Recent statistics indicate that three out of four critical underlying assumptions designed to enable the federal government to reach its ambitious tax collection target of nearly Rs13 trillion have already been proven incorrect by the end of the first quarter of the fiscal year. These assumptions relate to economic growth, inflation, large-scale manufacturing, and imports. Moreover, the federal government has made excessive commitments on behalf of the provincial governments, which are similarly struggling to meet their obligations in the wake of the deal’s implementation.

The first quarter’s official data—from the Federal Board of Revenue’s tax collection goals to the fiscal surpluses of provincial administrations—paints a troubling picture. Deputy Prime Minister Ishaq Dar’s public dissent against the market-determined exchange rate, a core element of the Extended Fund Facility, further complicates the scenario.
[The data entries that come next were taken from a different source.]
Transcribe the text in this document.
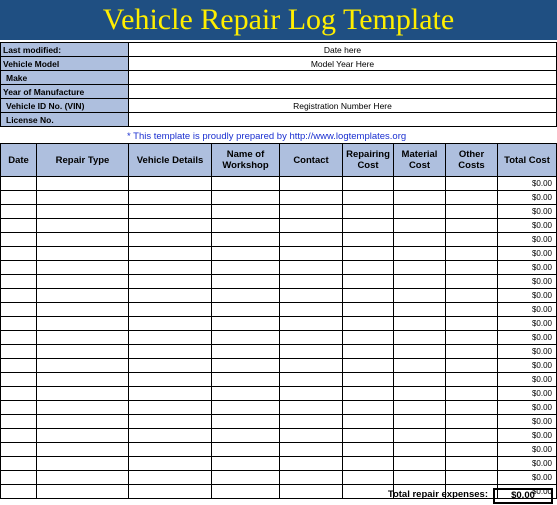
Vehicle Repair Log Template
Last modified:	Date here
Vehicle Model	Model Year Here
Make	
Year of Manufacture	
Vehicle ID No. (VIN)	Registration Number Here
License No.	
* This template is proudly prepared by http://www.logtemplates.org
Date	Repair Type	Vehicle Details	Name of Workshop	Contact	Repairing Cost	Material Cost	Other Costs	Total Cost
								$0.00
								$0.00
								$0.00
								$0.00
								$0.00
								$0.00
								$0.00
								$0.00
								$0.00
								$0.00
								$0.00
								$0.00
								$0.00
								$0.00
								$0.00
								$0.00
								$0.00
								$0.00
								$0.00
								$0.00
								$0.00
								$0.00
								$0.00
Total repair expenses:	$0.00
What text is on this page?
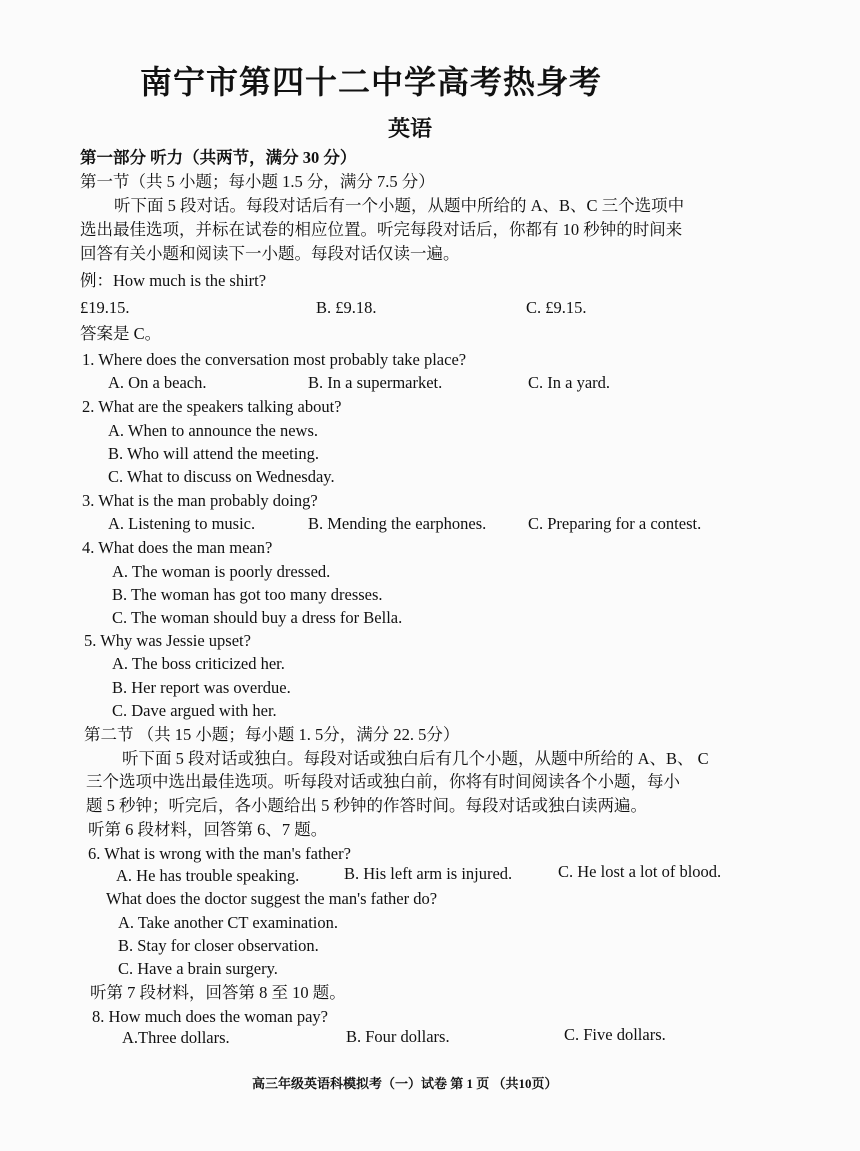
南宁市第四十二中学高考热身考
英语
第一部分 听力（共两节，满分 30 分）
第一节（共 5 小题；每小题 1.5 分，满分 7.5 分）
听下面 5 段对话。每段对话后有一个小题，从题中所给的 A、B、C 三个选项中
选出最佳选项，并标在试卷的相应位置。听完每段对话后，你都有 10 秒钟的时间来
回答有关小题和阅读下一小题。每段对话仅读一遍。
例：How much is the shirt?
£19.15.	B. £9.18.	C. £9.15.
答案是 C。
1. Where does the conversation most probably take place?
A. On a beach.	B. In a supermarket.	C. In a yard.
2. What are the speakers talking about?
A. When to announce the news.
B. Who will attend the meeting.
C. What to discuss on Wednesday.
3. What is the man probably doing?
A. Listening to music.	B. Mending the earphones.	C. Preparing for a contest.
4. What does the man mean?
A. The woman is poorly dressed.
B. The woman has got too many dresses.
C. The woman should buy a dress for Bella.
5. Why was Jessie upset?
A. The boss criticized her.
B. Her report was overdue.
C. Dave argued with her.
第二节 （共 15 小题；每小题 1. 5分，满分 22. 5分）
听下面 5 段对话或独白。每段对话或独白后有几个小题，从题中所给的 A、B、 C
三个选项中选出最佳选项。听每段对话或独白前，你将有时间阅读各个小题，每小
题 5 秒钟；听完后，各小题给出 5 秒钟的作答时间。每段对话或独白读两遍。
听第 6 段材料，回答第 6、7 题。
6. What is wrong with the man's father?
A. He has trouble speaking.	B. His left arm is injured.	C. He lost a lot of blood.
What does the doctor suggest the man's father do?
A. Take another CT examination.
B. Stay for closer observation.
C. Have a brain surgery.
听第 7 段材料，回答第 8 至 10 题。
8. How much does the woman pay?
A.Three dollars.	B. Four dollars.	C. Five dollars.
高三年级英语科模拟考（一）试卷 第 1 页 （共10页）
Despite the IMF’s demands for further devaluation of the rupee, Dar contends that the currency is already undervalued by approximately 16%.
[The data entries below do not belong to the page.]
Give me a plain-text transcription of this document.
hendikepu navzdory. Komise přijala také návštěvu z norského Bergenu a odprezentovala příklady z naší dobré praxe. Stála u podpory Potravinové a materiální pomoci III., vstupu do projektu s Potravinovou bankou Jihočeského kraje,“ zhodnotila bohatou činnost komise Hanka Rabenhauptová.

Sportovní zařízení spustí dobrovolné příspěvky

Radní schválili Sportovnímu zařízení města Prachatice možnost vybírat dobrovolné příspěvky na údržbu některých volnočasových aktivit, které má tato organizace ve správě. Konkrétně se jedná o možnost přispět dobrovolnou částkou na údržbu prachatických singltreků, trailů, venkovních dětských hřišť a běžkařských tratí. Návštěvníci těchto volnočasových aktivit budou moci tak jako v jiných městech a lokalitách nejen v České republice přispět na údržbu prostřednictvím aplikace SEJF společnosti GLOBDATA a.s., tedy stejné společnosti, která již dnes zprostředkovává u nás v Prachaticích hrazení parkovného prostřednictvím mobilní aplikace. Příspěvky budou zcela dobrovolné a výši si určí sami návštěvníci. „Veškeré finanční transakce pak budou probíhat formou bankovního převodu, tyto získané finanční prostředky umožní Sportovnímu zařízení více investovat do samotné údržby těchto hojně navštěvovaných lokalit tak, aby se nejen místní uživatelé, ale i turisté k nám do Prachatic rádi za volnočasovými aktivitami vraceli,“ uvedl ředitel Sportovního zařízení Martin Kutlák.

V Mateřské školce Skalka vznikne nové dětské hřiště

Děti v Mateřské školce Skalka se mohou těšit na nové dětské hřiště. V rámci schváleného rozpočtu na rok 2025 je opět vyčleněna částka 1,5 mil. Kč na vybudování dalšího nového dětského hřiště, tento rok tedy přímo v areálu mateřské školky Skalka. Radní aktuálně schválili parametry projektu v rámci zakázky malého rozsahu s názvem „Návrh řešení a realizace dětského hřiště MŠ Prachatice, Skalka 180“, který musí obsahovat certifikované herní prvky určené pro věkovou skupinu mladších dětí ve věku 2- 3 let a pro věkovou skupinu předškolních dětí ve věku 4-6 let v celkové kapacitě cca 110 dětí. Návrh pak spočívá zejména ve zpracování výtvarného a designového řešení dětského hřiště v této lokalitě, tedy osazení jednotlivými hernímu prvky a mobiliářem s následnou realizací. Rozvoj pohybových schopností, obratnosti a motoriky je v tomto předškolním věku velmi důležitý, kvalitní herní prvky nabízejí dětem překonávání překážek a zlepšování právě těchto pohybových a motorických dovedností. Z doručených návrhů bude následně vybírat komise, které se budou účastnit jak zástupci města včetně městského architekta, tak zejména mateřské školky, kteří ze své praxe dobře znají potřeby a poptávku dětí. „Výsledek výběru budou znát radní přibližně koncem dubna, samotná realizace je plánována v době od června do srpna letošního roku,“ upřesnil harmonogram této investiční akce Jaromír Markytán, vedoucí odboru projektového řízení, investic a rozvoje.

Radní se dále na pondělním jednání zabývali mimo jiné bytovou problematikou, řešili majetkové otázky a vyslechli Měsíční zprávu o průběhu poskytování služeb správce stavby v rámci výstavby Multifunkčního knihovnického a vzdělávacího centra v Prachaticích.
The swift emergence of implementation issues highlights the inadequacies in the negotiation process carried out by both parties. Reports from The Express Tribune suggest that the deal may have significant flaws that could soon unravel its effectiveness. Although GDP growth is within anticipated parameters at around 3%, inflation, imports, and large-scale manufacturing have all diverged from forecasts. Specifically, the average inflation rate—projected at 12.9%—was only 9.2% during the first quarter, and import growth lagged at 8%, far short of the 17% growth rate initially anticipated.

The Ministry of Finance’s recent adjustments to the inflation forecast only add to concerns, projecting that inflation might stabilize between 6-7% in October and further decline to 5.5%-6.5% by November. Despite these revisions, the Federal Board of Revenue has already recorded a Rs90 billion shortfall against its tax collection target in the first quarter, with predictions suggesting this gap may widen by Rs350 billion to Rs400 billion by December.
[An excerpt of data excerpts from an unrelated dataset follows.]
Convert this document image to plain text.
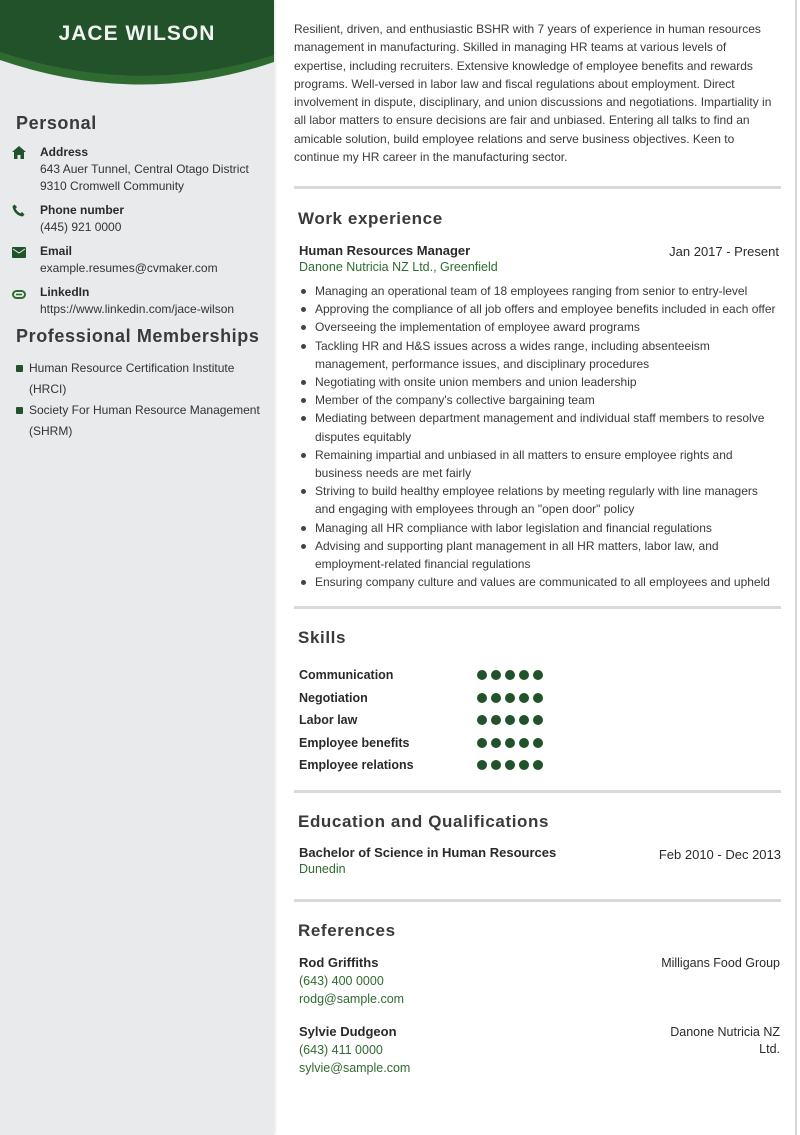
JACE WILSON
Personal
Address
643 Auer Tunnel, Central Otago District
9310 Cromwell Community
Phone number
(445) 921 0000
Email
example.resumes@cvmaker.com
LinkedIn
https://www.linkedin.com/jace-wilson
Professional Memberships
Human Resource Certification Institute (HRCI)
Society For Human Resource Management (SHRM)

Resilient, driven, and enthusiastic BSHR with 7 years of experience in human resources management in manufacturing. Skilled in managing HR teams at various levels of expertise, including recruiters. Extensive knowledge of employee benefits and rewards programs. Well-versed in labor law and fiscal regulations about employment. Direct involvement in dispute, disciplinary, and union discussions and negotiations. Impartiality in all labor matters to ensure decisions are fair and unbiased. Entering all talks to find an amicable solution, build employee relations and serve business objectives. Keen to continue my HR career in the manufacturing sector.

Work experience
Human Resources Manager	Jan 2017 - Present
Danone Nutricia NZ Ltd., Greenfield
Managing an operational team of 18 employees ranging from senior to entry-level
Approving the compliance of all job offers and employee benefits included in each offer
Overseeing the implementation of employee award programs
Tackling HR and H&S issues across a wides range, including absenteeism management, performance issues, and disciplinary procedures
Negotiating with onsite union members and union leadership
Member of the company's collective bargaining team
Mediating between department management and individual staff members to resolve disputes equitably
Remaining impartial and unbiased in all matters to ensure employee rights and business needs are met fairly
Striving to build healthy employee relations by meeting regularly with line managers and engaging with employees through an "open door" policy
Managing all HR compliance with labor legislation and financial regulations
Advising and supporting plant management in all HR matters, labor law, and employment-related financial regulations
Ensuring company culture and values are communicated to all employees and upheld
Skills
Communication
Negotiation
Labor law
Employee benefits
Employee relations
Education and Qualifications
Bachelor of Science in Human Resources	Feb 2010 - Dec 2013
Dunedin
References
Rod Griffiths
(643) 400 0000
rodg@sample.com
Milligans Food Group
Sylvie Dudgeon
(643) 411 0000
sylvie@sample.com
Danone Nutricia NZ Ltd.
In light of these developments, the government faces a critical juncture: it must either re-examine the assumptions that guide its fiscal strategy or risk consistently pursuing unattainable targets. The IMF’s contingency measures for a potential tax revenue shortfall could exacerbate challenges, impeding economic growth and diminishing taxpayers’ real incomes. The situation calls for a thorough reassessment of the deal, as even minor budget adjustments may fall short of making up for the unrealistic tax projections rooted in flawed assumptions.

The government’s approach to revenue generation—involving blocking legitimate tax refunds and seeking premature payments—has not succeeded in bridging the monthly revenue gaps. Some officials propose that any interest rate reductions resulting from falling inflation should be counterbalanced against tax targets. The government has allocated Rs9.8 trillion for debt servicing based on an average interest rate of 17.5%, though an anticipated decline in rates may alter this landscape.

With tax targets for the fiscal year set at Rs12.92 trillion, the government has resorted to imposing additional taxes worth Rs1.2 trillion and promised increased compliance among businesses. However, the impact of nominal price growth is expected to amount to Rs1.57 trillion this year, with the first quarter contributing only Rs130 billion—a stark contrast to earlier expectations.

The forecast for the second quarter is expected to worsen, primarily due to the initial miscalculations at the time of signing the deal. Current assessments indicate an anticipated additional shortfall of at least Rs254 billion, compounded by low revenue from sales tax and excise duties at the domestic level. Provincial governments have also struggled to realize the required cash surpluses, missing targets significantly, which could jeopardize overall fiscal stability. Given these compounding issues, it is clear that the current fiscal framework demands urgent revision to avert a deeper economic crisis.